The Court at the outset considered the question whether there had been an infringement of the
rights invoked in respect of the applicants themselves or else of the Parliament of the Autonomous
Community of Catalonia. In the light of the circumstances of the case, it considered that the rights
and freedoms relied upon by the applicants concerned them personally and were not attributable to
the Parliament of Catalonia as an institution. It followed that the applicants could be designated as a
“group of private individuals” claiming to be victims of a violation of the rights set forth in the
Convention, within the meaning of Article 34 of the Convention.

Articles 10 and 11

The Court considered it appropriate to assess the applicants’ complaint under Article 11. It observed
in that connection that the right to freedom of assembly, like that to freedom of expression, was a
fundamental right and one of the foundations of a democratic society.

The Court observed that the Constitutional Court’s 5 October 2017 decision to provisionally suspend
the 9 October plenary sitting had had a legal basis in Spanish law, namely section 56 of the Organic
Law on the Constitutional Court, which provides for the possibility of adopting preventive measures
geared to preventing an appeal before that court from being rendered nugatory. Those measures
could be appealed within five days from notification. Furthermore, as regards foreseeability, the
plenary sitting had been convened pursuant to Law No. 19/2017, which had been provisionally
suspended by the Constitutional Court on 7 September 2017, which decision had been notified
personally to all MPs. The Court took the view that the suspension of the plenary sitting had
pursued, inter alia, the legitimate aims of “ensuring public security”, “preventing disorder” and
“protecting the rights and freedoms of others”.

It emerged from the case-law of the Court that only convincing and pressing reasons could justify
restrictions on the freedom of association. The Court observed that Parliament’s decision to
authorise the holding of the plenary sitting had stemmed, inter alia, from the failure to comply with
the suspension of Law no. 19/2017. By adopting a suspension order, therefore, the Constitutional
Court had been endeavouring to ensure compliance with its own decisions. That suspension appeared justified because, as the Court pointed out, constitutional courts were empowered to take the necessary action to guarantee compliance with their judgments.

The Court agreed with the Constitutional Court that a political party could campaign for a change in
the State’s legislation or legal or constitutional structures provided that it used lawful and
democratic means to do so and proposed changes compatible with the fundamental principles of
democracy. It also considered that it was necessary to avoid situations whereby parliamentarians
representing a minority in Parliament were prevented from discharging their duties, as pointed out
in the Constitutional Court’s judgment of 26 April 2018.
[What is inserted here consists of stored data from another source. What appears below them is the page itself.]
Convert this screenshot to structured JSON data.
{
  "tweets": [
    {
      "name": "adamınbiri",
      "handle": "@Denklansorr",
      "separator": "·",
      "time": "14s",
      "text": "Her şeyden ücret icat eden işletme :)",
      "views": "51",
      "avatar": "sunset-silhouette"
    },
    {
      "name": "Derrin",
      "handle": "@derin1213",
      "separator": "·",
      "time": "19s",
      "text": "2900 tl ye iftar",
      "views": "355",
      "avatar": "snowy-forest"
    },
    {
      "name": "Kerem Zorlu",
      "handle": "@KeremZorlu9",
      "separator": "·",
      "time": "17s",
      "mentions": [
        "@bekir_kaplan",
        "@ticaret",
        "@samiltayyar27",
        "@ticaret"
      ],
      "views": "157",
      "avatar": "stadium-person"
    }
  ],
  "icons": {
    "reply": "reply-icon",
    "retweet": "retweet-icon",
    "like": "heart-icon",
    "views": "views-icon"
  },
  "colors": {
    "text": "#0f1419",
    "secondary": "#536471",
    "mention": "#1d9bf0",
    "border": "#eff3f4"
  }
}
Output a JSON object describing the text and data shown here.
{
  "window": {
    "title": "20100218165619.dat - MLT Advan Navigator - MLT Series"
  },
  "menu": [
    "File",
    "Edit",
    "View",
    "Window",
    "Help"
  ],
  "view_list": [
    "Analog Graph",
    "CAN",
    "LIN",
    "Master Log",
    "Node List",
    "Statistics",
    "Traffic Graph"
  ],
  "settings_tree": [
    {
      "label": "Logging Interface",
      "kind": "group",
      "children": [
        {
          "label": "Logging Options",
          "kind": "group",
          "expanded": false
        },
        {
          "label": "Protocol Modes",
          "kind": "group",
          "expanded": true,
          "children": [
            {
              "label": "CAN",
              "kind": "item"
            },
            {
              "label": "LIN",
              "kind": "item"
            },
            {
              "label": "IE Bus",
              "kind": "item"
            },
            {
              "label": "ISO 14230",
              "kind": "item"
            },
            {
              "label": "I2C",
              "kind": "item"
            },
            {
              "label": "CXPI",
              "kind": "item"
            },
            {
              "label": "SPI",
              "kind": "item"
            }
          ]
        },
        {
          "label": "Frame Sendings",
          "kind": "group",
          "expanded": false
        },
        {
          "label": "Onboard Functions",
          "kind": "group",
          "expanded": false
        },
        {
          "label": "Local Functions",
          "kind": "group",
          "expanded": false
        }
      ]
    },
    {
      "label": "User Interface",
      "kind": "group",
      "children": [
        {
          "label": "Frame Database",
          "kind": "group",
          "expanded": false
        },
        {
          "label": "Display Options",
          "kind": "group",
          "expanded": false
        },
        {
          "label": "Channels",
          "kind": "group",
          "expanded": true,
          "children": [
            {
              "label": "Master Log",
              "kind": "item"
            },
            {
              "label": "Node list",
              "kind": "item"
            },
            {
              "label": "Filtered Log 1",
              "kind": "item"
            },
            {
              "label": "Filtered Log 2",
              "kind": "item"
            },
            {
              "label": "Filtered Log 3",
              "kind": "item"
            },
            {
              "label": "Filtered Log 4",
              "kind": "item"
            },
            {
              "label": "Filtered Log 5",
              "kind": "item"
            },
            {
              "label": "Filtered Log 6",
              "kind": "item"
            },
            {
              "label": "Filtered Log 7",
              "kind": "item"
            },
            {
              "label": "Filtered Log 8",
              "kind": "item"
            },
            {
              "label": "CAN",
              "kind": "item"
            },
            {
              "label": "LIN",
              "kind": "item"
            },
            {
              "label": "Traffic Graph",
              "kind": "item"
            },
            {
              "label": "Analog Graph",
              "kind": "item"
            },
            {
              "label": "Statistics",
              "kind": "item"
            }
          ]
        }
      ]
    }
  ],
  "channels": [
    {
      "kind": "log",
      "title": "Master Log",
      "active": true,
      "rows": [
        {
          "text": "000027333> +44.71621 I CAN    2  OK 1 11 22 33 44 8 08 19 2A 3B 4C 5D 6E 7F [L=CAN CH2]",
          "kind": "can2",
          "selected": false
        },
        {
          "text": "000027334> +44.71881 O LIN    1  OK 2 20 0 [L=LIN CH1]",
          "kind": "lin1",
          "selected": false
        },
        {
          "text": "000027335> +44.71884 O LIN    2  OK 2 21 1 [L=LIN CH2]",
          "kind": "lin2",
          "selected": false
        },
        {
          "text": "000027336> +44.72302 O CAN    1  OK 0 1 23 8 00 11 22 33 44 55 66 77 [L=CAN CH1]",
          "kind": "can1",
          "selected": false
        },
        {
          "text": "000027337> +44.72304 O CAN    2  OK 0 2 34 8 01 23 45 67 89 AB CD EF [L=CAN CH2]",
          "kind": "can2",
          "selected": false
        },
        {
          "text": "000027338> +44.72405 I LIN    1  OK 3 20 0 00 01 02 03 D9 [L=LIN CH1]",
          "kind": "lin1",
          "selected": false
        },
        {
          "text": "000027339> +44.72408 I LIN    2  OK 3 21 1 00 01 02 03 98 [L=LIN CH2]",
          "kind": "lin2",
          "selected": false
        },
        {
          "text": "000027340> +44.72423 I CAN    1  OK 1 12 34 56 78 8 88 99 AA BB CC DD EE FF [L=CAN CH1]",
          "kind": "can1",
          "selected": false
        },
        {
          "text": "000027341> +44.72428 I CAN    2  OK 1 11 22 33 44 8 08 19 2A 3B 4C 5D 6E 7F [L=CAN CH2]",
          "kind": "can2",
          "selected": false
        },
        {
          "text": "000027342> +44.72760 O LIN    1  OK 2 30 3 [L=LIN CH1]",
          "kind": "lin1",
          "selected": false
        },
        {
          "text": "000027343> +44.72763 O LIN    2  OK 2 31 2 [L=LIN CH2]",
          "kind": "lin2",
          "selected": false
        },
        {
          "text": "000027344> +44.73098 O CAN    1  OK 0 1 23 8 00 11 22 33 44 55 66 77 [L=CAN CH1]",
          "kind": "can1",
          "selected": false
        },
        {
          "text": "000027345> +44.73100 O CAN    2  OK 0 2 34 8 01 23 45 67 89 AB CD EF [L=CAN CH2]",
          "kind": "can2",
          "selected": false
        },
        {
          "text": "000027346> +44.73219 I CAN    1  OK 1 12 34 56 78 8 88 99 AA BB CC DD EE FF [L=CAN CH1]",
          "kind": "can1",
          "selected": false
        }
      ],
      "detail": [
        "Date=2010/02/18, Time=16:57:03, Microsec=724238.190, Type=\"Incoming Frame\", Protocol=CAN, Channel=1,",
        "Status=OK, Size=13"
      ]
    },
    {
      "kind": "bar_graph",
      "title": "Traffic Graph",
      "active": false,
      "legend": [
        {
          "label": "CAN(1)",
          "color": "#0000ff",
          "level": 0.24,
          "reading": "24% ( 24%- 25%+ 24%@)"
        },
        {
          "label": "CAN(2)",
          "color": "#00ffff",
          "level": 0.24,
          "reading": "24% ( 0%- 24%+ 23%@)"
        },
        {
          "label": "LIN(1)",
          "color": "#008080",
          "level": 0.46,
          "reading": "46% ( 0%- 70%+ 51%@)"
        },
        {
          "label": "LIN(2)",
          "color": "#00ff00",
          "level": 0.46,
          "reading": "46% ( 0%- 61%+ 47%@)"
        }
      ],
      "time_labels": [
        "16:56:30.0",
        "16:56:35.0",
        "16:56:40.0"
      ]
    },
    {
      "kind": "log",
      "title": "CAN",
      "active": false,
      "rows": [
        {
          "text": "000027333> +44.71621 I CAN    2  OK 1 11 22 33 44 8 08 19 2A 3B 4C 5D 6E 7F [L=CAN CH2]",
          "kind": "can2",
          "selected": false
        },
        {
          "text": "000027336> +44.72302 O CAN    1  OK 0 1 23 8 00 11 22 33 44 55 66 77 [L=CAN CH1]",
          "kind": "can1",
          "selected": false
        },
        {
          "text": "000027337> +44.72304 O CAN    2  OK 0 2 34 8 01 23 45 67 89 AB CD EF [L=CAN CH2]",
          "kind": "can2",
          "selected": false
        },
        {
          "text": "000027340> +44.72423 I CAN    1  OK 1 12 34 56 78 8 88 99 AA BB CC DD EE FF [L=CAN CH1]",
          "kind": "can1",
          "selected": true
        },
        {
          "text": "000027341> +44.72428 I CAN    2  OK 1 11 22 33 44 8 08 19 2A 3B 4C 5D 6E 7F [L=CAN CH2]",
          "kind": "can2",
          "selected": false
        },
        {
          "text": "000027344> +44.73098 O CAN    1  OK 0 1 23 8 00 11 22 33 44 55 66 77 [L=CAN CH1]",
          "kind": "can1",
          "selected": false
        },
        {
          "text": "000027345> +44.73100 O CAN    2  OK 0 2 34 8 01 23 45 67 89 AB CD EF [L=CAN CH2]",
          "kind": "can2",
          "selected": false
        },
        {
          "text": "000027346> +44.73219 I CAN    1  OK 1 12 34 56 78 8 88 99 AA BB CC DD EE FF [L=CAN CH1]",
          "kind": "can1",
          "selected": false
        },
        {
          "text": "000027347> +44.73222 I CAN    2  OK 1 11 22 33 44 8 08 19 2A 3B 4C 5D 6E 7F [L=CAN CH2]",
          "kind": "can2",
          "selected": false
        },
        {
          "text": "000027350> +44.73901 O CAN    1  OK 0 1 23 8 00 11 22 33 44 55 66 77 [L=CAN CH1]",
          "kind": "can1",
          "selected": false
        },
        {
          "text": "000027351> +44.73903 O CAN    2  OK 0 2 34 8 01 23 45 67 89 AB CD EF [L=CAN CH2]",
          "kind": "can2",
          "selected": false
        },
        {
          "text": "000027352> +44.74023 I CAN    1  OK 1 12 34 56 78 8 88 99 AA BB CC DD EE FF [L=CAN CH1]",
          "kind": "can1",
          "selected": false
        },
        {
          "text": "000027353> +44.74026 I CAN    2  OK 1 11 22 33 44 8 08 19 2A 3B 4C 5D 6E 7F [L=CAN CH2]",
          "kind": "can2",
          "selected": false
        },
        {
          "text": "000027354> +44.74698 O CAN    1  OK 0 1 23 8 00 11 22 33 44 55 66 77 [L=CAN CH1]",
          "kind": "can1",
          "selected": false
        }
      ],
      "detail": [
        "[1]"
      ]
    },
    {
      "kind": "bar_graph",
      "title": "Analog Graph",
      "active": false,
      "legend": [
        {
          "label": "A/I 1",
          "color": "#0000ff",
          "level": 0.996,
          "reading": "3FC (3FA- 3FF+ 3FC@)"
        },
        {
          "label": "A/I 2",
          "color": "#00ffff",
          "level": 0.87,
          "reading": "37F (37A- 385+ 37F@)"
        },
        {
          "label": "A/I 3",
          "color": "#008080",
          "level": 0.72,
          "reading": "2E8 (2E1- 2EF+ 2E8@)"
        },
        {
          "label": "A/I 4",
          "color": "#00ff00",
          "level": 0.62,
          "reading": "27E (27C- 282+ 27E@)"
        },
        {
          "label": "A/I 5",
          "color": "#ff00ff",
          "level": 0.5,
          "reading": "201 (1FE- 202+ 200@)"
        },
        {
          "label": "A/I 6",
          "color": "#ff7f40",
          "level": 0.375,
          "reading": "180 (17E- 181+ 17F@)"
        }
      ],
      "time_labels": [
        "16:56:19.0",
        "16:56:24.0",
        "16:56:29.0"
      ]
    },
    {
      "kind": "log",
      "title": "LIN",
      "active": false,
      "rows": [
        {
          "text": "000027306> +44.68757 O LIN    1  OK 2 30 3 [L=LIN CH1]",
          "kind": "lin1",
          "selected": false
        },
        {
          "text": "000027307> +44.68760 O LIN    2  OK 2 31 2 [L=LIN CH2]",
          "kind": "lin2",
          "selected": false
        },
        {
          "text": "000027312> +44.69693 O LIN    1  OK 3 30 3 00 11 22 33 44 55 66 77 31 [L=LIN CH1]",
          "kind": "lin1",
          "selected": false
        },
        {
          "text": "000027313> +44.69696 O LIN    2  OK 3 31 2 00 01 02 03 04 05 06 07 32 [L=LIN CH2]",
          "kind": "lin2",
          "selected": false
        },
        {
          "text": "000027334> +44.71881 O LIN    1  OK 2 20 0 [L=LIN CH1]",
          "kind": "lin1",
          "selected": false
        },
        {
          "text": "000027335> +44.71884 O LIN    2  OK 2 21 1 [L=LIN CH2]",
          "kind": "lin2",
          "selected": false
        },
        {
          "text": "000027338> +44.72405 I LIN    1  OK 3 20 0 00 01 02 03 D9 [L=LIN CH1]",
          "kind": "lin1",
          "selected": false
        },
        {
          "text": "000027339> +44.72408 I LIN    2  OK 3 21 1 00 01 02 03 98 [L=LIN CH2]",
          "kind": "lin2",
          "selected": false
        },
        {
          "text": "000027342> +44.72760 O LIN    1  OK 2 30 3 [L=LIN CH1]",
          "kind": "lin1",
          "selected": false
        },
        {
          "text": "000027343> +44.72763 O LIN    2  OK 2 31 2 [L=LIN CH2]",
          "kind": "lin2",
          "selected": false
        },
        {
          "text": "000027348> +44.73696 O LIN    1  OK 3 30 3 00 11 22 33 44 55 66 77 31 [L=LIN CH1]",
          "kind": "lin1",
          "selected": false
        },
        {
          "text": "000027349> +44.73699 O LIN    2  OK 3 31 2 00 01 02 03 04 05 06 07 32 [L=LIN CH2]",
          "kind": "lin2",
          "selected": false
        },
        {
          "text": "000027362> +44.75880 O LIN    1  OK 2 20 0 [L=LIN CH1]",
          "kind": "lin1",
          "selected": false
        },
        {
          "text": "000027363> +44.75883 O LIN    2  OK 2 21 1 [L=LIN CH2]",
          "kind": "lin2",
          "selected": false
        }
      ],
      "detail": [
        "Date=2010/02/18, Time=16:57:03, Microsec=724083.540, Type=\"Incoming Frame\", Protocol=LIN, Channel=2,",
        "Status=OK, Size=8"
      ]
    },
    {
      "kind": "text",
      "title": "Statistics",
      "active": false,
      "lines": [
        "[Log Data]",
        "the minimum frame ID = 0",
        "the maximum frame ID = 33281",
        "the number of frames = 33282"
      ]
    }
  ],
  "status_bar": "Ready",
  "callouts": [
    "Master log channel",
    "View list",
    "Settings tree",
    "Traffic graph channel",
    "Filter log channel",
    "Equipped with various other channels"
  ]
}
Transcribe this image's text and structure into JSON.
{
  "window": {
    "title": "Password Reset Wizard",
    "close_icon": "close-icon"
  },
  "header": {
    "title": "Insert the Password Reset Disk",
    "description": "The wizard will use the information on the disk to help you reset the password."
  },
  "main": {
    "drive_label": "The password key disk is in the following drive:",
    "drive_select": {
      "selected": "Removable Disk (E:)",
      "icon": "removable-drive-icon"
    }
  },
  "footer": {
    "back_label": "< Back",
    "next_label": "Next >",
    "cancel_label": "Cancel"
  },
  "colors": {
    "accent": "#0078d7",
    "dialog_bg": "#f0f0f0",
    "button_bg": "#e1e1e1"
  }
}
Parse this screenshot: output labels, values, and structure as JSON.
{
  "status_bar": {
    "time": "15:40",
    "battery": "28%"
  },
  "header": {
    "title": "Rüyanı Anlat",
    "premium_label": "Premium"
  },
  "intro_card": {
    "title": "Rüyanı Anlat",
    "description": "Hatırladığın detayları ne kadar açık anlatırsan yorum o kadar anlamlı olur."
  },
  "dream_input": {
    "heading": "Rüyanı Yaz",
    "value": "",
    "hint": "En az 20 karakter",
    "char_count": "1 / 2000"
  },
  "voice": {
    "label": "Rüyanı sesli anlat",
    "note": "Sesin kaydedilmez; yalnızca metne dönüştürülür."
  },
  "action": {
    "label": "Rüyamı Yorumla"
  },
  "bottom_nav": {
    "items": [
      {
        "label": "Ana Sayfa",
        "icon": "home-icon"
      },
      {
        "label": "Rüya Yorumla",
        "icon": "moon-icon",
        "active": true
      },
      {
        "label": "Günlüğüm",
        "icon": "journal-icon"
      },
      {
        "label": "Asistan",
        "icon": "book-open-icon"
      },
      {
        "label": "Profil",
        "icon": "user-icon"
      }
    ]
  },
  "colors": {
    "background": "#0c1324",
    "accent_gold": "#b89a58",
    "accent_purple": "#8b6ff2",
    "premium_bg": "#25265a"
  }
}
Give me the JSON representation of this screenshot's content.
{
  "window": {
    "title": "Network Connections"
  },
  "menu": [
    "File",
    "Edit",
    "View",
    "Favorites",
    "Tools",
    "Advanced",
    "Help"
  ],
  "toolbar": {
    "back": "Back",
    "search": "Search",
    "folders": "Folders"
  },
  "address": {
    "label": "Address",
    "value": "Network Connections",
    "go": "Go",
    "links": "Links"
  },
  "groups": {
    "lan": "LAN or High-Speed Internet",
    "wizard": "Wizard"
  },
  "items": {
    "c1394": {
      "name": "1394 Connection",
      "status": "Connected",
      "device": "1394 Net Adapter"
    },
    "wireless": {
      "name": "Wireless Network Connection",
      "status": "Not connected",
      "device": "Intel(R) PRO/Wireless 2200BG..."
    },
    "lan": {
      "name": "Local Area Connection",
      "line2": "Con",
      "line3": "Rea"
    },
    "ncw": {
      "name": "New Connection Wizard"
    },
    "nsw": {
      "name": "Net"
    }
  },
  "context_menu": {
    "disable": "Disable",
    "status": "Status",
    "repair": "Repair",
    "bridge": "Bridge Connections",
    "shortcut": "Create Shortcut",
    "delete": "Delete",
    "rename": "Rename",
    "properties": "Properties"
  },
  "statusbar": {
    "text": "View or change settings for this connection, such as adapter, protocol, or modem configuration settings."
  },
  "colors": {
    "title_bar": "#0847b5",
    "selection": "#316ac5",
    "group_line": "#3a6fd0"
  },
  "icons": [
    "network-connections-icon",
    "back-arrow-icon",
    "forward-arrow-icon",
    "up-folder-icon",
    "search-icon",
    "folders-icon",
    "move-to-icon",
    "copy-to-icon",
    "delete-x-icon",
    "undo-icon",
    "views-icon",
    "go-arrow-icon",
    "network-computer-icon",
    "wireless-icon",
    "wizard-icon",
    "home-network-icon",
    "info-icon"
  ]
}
The Court concluded that the interference with the applicants’ right to freedom of assembly could
therefore be considered as meeting a “pressing social need” and was accordingly “necessary in a
democratic society”.

The Court dismissed the complaint as being manifestly ill-funded.

Article 3 of Protocol No. 1

The Court pointed out that for a case concerning referendums to fall within the scope of Article 3 of
Protocol No. 1, the proceedings in question had to be conducted under conditions such as to ensure
the free expression of the people’s opinion in the choice of the legislature.
The Court considered that those conditions had not been fulfilled in the instant case. The plenary
sitting of Parliament had been convened in pursuance of a law which had been suspended by the
Constitutional Court and had therefore been temporarily inapplicable. The decision taken by the
Bureau of the Parliament had therefore been prompted by a manifest failure to comply with
decisions given by the Constitutional Court aimed at protecting the Constitutional order.

Consequently, the Court declared the complaint inadmissible.

Article 6
The Court considered that this complaint had not been substantiated, and therefore dismissed it as
being manifestly ill-founded(echrcaselaw.com).